Cannes Journal 2017 (6): Ach, Kindheit!
Der Terroranschlag von Manchester bewegt auch Cannes. Und das Programm? Die mitreißenden Filme laufen vor allem in den Nebenreihen.
Der Tag beginnt auch in Cannes mit der Schreckensmeldung aus Manchester, und es widerstrebt einem, in das Mantra derer einzustimmen, die einen Gewöhnungseffekt des Terrors vorhersagen. Auf dem Festival ist die Sorge vor Anschlägen omnipräsent, es gab diverse Verzögerungen wegen (falschen) Bombenalarms. Aber auf einmal relativieren sich all die Beschwerden über Sicherheitskontrollen und lange Wartezeiten. Man wundert sich vielmehr, dass der Betrieb trotz allem reibungslos läuft. Am Dienstagnachmittag legte das Festival eine Schweigeminute ein, die Leitung bekundete über die sozialen Netzwerke Trauer und Anteilnahme.

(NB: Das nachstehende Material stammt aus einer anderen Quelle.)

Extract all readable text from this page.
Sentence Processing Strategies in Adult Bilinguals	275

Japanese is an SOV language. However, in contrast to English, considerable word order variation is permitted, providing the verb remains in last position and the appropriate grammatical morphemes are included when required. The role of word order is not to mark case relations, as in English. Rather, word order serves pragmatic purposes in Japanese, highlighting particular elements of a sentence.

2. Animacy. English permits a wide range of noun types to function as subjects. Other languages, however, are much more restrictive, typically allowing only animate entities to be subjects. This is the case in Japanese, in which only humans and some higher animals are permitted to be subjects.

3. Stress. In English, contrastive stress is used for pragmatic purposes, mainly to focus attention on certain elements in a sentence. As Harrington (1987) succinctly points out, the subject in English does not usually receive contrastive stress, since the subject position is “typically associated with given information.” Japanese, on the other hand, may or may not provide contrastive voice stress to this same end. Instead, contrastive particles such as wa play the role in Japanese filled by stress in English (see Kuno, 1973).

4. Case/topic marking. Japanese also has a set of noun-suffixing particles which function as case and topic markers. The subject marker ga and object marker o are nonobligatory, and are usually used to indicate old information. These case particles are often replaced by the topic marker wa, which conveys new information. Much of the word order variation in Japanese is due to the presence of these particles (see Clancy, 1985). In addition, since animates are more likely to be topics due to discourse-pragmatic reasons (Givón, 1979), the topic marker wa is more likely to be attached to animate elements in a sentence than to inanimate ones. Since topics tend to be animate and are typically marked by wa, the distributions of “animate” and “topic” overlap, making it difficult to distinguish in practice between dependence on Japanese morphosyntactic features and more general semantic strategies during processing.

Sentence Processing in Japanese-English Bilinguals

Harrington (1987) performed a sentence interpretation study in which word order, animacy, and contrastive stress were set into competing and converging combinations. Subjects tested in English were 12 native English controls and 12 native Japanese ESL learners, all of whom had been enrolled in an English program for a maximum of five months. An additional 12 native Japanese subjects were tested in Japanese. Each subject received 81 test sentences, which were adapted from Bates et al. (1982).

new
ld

Und das Programm? Liefert im Wettbewerb wenig Gesprächsstoff. Die neuen Filme Hong Sangsoos und Naomi Kawases widersetzen sich immerhin dem Trend nach überambitioniertem Autorenkino. Die große Geste, die in Todd Haynes’ „Wonderstruck“ und „The Square“ von Ruben Östlund noch interessante Zugänge eröffnet, erweist sich im ungarischen Beitrag „Jupiter’s Moon“ von Kornél Mundruczó und Yorgos Lanthimos’ „The Killing of a Sacred Deer“ dagegen als Ausdruck blanker Selbstüberschätzung. Gute Ideen finden keine Form – oder umgekehrt. Viele Filme scheinen am Anspruch von Cannes als ganz große Bühne zu scheitern, der Berlinale-Wettbewerb wirkt da durchlässiger für die sogenannten kleineren Arthouse-Produktionen. Die mitreißenden Filme laufen an der Cote d’Azur darum eher in den Nebenreihen, etwa Sean Bakers „The Florida Project“ in der Quinzaine, der durchaus für die Goldene Palme taugte.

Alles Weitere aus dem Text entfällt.